RF front end. Antenna connects to the BNC connector (soldered edge-launch style to the PCB), is stepped up by the coil, and amplified by the first tube. The local oscillator is mounted above, in its own shielded box.
The plate of the first tube is loaded by an inductor, which resonates at the broad RF frequency range. This is coupled directly to the grid of the mixer, also a 5702.
You can see the prototyping method used for this build: the tubes were first mounted to vertical PCB strips, which were drilled on 0.1" centers to accept the pins. Copper was removed from the PCB strips in strategic locations, giving double sided copper to mount to the base, and single sided copper pads for the electrical connections. The height above the ground plane minimizes stray capacitance, an important consideration in tube circuitry (which generally operates with impedances of kΩ).
The mixer (right compartment) is driven by the RF amplifier (rightmost tube). At the same time, the local oscillator (LO) drive comes in via coaxial cable, filtered by a parallel tank (the red coil and an attached capacitor) before driving the cathode.
Notice the smoothed edges on the cut pieces of PCB. Panels were cut nearly to size with shears, and usually sanded to final shape using wet-or-dry sandpaper. Most solderable surfaces (like the main base plate) were cleaned by sanding before assembly.
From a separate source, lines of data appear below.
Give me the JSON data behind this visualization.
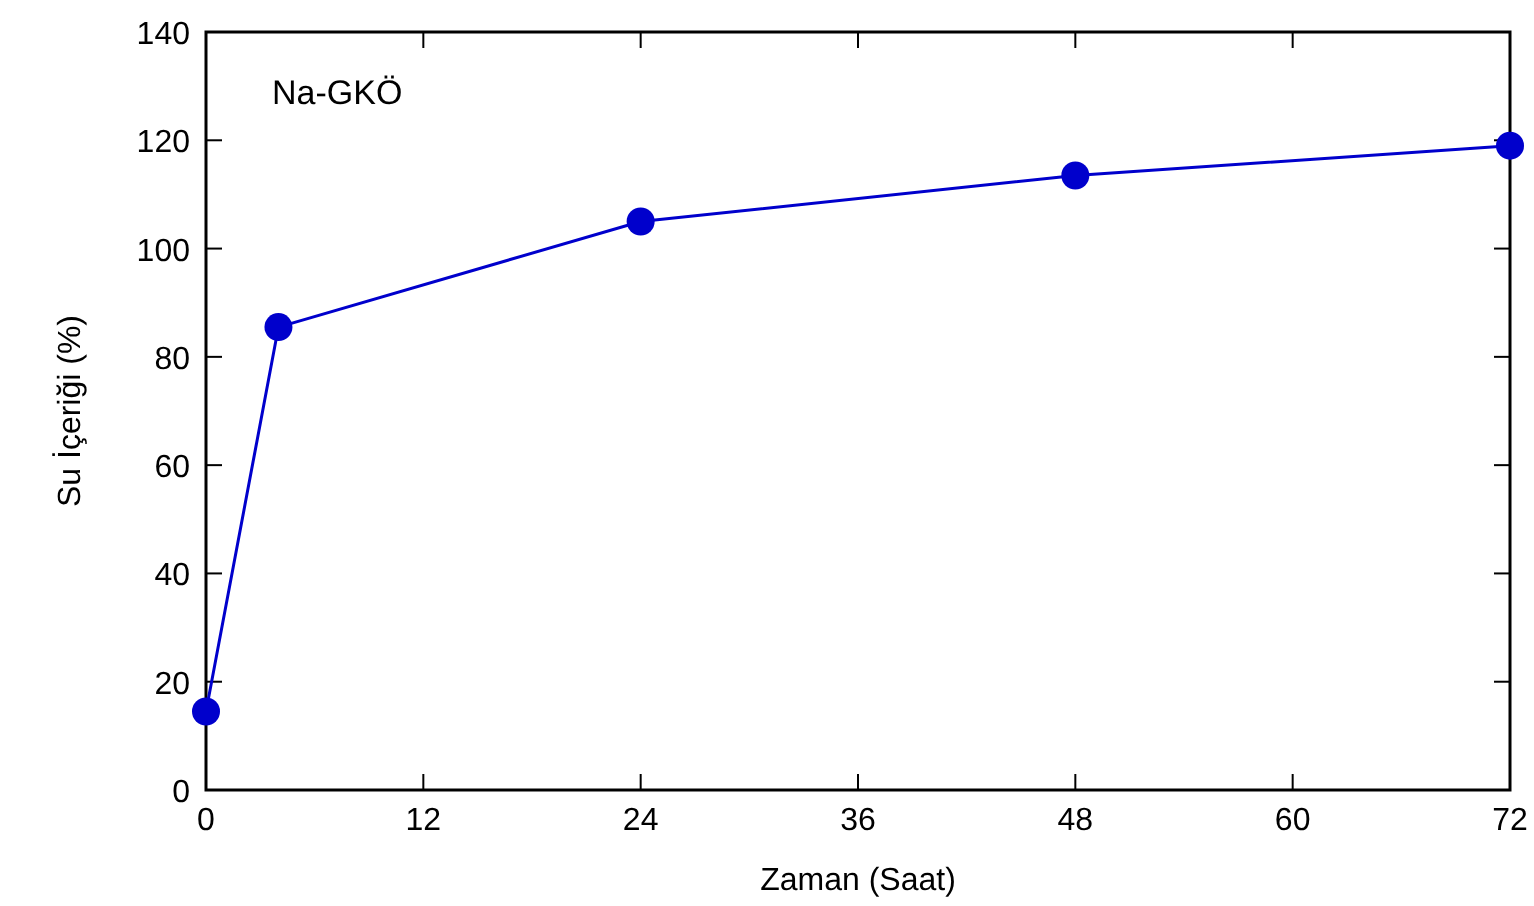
{
  "chart_data": {
    "type": "line",
    "xlabel": "Zaman (Saat)",
    "ylabel": "Su İçeriği (%)",
    "annotations": [
      "Na-GKÖ"
    ],
    "x": [
      0,
      4,
      24,
      48,
      72
    ],
    "series": [
      {
        "color": "#0000cc",
        "values": [
          14.5,
          85.5,
          105,
          113.5,
          119
        ]
      }
    ],
    "xlim": [
      0,
      72
    ],
    "xticks": [
      0,
      12,
      24,
      36,
      48,
      60,
      72
    ],
    "ylim": [
      0,
      140
    ],
    "yticks": [
      0,
      20,
      40,
      60,
      80,
      100,
      120,
      140
    ],
    "marker": "circle",
    "line_style": "solid"
  }
}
A diversity of coil constructions were tried and used in this project. All are air cored. On the right, a low-value coil is self-supporting (and mechanically tunable, hence the deformed shape). Behind it, a narrow nylon tube serves as former; it is supported on stiff wire leads clinched into holes in the former. Left, several coils were wound on thin wall teflon tubing, which is an excellent dielectric as well as mechanical support (it does not melt under soldering heat). The windings on these were cemented in place with superglue. The coils in the filter section (not shown) were constructed on paper tube, cemented with superglue, and epoxied to strips of etched PCB stock.
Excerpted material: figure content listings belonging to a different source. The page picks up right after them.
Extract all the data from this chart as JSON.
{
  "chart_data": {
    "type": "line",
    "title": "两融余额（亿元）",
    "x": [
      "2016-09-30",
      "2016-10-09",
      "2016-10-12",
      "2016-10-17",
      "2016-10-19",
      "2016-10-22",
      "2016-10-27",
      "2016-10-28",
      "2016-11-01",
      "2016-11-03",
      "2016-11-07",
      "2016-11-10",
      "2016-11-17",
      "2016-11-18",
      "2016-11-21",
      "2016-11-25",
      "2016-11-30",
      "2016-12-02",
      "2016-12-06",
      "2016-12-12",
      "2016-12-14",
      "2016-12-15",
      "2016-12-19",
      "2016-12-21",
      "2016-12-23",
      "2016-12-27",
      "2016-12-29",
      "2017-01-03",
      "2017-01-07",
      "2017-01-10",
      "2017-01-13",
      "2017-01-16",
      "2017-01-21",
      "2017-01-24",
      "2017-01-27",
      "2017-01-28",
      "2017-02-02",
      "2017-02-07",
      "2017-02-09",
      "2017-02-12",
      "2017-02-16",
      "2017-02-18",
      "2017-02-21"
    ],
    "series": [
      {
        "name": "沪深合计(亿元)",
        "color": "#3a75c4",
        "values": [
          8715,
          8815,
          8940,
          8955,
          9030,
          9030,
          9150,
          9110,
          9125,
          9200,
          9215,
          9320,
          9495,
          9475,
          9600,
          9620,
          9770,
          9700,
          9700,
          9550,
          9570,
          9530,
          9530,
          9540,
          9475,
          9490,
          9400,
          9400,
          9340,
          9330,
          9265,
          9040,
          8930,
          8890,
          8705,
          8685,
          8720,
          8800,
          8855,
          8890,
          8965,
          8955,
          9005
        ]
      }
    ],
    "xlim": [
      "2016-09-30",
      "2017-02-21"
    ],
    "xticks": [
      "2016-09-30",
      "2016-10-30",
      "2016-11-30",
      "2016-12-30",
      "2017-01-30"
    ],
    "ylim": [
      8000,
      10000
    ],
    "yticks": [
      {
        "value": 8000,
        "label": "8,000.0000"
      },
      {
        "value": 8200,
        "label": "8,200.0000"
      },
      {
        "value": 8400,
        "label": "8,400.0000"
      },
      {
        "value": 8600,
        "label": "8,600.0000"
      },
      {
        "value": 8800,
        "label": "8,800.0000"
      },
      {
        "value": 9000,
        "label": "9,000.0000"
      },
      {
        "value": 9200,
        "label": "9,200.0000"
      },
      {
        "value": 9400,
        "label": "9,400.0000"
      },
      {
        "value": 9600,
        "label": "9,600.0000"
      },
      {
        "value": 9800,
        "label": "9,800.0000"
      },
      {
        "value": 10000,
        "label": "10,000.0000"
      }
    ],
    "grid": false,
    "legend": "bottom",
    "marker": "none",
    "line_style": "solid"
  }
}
A highly selective IF bandpass was desired, so crystals were used. Unfortunately, having only two equal parts on hand limits the sharpness somewhat. Typical examples from other amateur designs use five or more crystals. However, the result is still excellent, dropping by 40dB over several kHz on the edges. Two tuned solenoid coils bookend the filter, also providing impedance matching between the plate (IF-2 amplifier) and grid (IF-3 amplifier).
The filter was designed by iteration of a typical design, using SPICE simulation to evaluate performance. No filter synthesis tools were found to be helpful. The major drawback: these crystals have many spurious modes, ranging from just a few kHz to 100s of kHz above the fundamental resonance mode, leading to many peaks in the IF bandpass that are undesirable. It seems this cannot be avoided, unfortunately, except perhaps by staggering crystal frequency and cut.
Final IF (IF-2), tuning coil, and detector. This coil is wound on teflon tube, cemented with superglue, and supported on etched PCB stock: wedged in place rather than bonded, since... what's the point of using glue against teflon?
The detector is a 6AL5 (left). Unfortunately, I don't have any subminiature signal diodes, so unless I want to give in and use solid state here, a miniature will have to do, as out-of-place as it is. The AF output coupling and AVC time constant are also set here (bottom left). Finally, the power wires (100V "B+" and 6.3V heater) enter here (front and center).
Top view. The miniature socket is mounted, with nuts and bolts, to holes in a pair of vertical risers. These are reinforced with right angle stiffeners, to prevent bending stress during insertion and removal of the tube.
Rear view of the amplifier and detector.